The three basic types of misrepresentation are:

  • Innocent misrepresentation is claimed when the defendant didn't know that the information he included in the agreement was false.
  • Negligent misrepresentation is claimed when the defendant simply didn't try to determine whether the information was true or not.
  • Fraudulent misrepresentation is claimed when the defendant intentionally falsified the information for his benefit or knew it was false.

Consider an example. Say an individual is purchasing a car. The car owner assures the buyer that the brakes are in great shape and safe. The buyer purchases the car and drives away only to end up in an accident due to faulty brakes. When the car is examined after the accident, it is found that the brakes were old and severely worn.

If the buyer chooses to sue the original owner of the vehicle for damages, he will need to prove some form of misrepresentation. The buyer can prove fraud if there is evidence that the owner was well aware of the condition of the brakes but explicitly said they were in good shape.

Misrepresentation may be proven if the buyer can show that the brakes were, in fact, in poor shape when the owner sold the car saying that they were fine. The buyer can show his bodily injuries and loss of a working vehicle as damages and the money paid to the original owner as the benefit.

In some cases, the plaintiff must be able to prove that they lost more than the defendant gained in order to prove misrepresentation. Some states allow for misrepresentation even if the loss was greater than the gain.

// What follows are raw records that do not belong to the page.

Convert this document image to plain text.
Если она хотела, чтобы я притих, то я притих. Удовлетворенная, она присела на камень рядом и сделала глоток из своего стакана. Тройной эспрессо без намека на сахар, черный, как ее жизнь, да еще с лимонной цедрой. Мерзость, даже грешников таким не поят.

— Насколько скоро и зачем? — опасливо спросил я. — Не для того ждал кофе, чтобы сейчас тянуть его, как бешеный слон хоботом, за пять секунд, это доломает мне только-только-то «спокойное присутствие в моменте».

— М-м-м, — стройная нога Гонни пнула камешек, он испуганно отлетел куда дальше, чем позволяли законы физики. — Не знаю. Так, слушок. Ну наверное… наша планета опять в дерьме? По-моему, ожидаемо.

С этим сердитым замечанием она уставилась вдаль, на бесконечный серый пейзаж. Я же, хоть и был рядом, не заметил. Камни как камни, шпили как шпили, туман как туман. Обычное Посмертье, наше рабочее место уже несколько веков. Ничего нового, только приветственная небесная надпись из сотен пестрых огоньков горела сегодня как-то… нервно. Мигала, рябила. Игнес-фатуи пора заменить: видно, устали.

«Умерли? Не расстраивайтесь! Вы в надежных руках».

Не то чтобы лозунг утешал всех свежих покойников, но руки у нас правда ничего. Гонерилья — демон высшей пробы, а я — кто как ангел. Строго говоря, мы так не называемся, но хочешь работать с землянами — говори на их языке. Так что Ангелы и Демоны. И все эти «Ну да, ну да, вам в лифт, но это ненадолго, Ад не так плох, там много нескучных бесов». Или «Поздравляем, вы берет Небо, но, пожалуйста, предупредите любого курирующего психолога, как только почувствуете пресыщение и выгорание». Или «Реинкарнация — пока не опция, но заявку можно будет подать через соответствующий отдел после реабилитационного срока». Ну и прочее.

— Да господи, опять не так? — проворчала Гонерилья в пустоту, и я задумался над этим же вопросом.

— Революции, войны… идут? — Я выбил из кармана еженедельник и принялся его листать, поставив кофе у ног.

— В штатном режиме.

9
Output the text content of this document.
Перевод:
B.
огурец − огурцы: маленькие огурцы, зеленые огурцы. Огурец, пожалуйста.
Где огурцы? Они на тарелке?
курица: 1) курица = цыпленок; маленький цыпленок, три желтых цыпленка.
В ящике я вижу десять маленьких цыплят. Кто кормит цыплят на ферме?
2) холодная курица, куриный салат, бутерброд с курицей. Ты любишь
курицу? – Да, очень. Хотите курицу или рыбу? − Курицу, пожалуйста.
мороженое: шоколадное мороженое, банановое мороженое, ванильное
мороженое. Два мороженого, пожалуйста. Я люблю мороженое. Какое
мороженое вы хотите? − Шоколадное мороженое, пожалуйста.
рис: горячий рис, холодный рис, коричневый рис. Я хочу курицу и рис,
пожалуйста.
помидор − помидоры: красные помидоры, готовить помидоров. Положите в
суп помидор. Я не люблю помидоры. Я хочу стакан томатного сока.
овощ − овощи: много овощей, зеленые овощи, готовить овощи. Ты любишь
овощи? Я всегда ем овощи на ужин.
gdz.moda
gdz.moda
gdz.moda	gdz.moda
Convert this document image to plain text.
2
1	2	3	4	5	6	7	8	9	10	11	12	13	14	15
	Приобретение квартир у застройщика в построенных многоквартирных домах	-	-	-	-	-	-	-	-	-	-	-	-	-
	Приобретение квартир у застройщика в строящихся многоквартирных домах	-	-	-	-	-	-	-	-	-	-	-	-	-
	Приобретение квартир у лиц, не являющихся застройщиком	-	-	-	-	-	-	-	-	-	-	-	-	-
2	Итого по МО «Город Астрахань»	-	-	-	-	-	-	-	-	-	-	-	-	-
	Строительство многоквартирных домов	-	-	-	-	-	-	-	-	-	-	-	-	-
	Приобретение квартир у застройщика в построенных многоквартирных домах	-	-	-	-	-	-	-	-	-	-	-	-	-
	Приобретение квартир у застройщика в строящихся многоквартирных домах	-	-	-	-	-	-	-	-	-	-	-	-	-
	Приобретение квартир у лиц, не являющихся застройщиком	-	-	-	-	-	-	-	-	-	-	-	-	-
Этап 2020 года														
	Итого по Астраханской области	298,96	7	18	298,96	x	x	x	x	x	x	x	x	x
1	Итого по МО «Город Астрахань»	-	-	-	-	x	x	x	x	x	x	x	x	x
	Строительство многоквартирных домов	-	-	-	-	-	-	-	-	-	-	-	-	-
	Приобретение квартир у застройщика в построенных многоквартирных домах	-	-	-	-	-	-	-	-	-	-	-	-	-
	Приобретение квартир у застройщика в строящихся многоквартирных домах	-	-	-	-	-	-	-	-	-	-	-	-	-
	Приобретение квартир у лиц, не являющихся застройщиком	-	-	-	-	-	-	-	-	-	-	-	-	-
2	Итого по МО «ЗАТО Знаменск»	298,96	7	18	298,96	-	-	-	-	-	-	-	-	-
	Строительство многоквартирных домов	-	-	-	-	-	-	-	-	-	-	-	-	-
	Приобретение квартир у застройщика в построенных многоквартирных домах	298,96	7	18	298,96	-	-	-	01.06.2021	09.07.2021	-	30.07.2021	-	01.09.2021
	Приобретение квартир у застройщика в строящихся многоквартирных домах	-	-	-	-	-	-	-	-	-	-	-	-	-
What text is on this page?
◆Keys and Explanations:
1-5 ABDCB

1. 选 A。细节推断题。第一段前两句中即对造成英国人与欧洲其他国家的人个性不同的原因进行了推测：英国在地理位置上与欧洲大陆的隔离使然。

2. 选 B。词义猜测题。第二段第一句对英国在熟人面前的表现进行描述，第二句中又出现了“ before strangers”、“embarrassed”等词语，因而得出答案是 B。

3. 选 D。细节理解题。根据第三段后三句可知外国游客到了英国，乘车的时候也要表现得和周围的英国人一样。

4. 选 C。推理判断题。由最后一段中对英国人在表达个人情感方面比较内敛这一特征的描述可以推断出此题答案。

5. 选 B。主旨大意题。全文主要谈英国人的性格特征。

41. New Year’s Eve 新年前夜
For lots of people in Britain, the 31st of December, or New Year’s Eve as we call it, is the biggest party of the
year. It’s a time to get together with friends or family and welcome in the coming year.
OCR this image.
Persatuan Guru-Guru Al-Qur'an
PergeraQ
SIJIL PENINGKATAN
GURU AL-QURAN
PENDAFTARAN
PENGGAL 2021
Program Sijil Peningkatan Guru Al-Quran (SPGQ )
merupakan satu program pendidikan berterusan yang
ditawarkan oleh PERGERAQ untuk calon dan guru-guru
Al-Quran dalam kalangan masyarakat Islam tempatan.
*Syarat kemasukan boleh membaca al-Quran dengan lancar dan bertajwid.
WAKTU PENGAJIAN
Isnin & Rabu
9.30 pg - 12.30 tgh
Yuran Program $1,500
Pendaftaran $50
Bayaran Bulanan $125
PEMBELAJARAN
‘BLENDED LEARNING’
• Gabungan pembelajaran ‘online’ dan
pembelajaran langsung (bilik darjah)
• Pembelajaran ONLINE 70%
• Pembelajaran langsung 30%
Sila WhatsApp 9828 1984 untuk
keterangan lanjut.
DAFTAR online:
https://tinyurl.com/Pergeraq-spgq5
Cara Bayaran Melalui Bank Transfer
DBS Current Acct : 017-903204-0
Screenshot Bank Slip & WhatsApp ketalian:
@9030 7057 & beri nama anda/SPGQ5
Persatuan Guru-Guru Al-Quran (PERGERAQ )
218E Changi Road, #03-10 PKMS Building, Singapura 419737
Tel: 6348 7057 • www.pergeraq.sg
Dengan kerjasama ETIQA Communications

What Is a Fraudulent Misrepresentation in Contracts?

Contracts are only enforceable if the parties involved all agree to the terms and conditions included.

Usually, if any of the terms in a contract are false, the contract is considered invalid because it is based on inaccurate information. Information that is intentionally falsified is called fraudulent misrepresentation.

False information in a contract can still be considered misrepresentation even if the party who included the information was unaware that it was inaccurate. This is especially true if the party that included the false information was careless in their formation of the contract. Contracts are legally binding agreements that should be taken seriously.

Any time a party in an agreement includes information simply to get the other party to agree to his terms without checking to make sure that all of the facts are true, he may be able to be held liable for misrepresentation.

Under contract law, parties can only be held liable for misrepresentation if the false information negatively affected the agreement or other party somehow. For instance, if a party included the wrong middle name in a contract but no harm was caused to the other party, the contract is still considered valid and no one can be taken to court over a misrepresentation claim.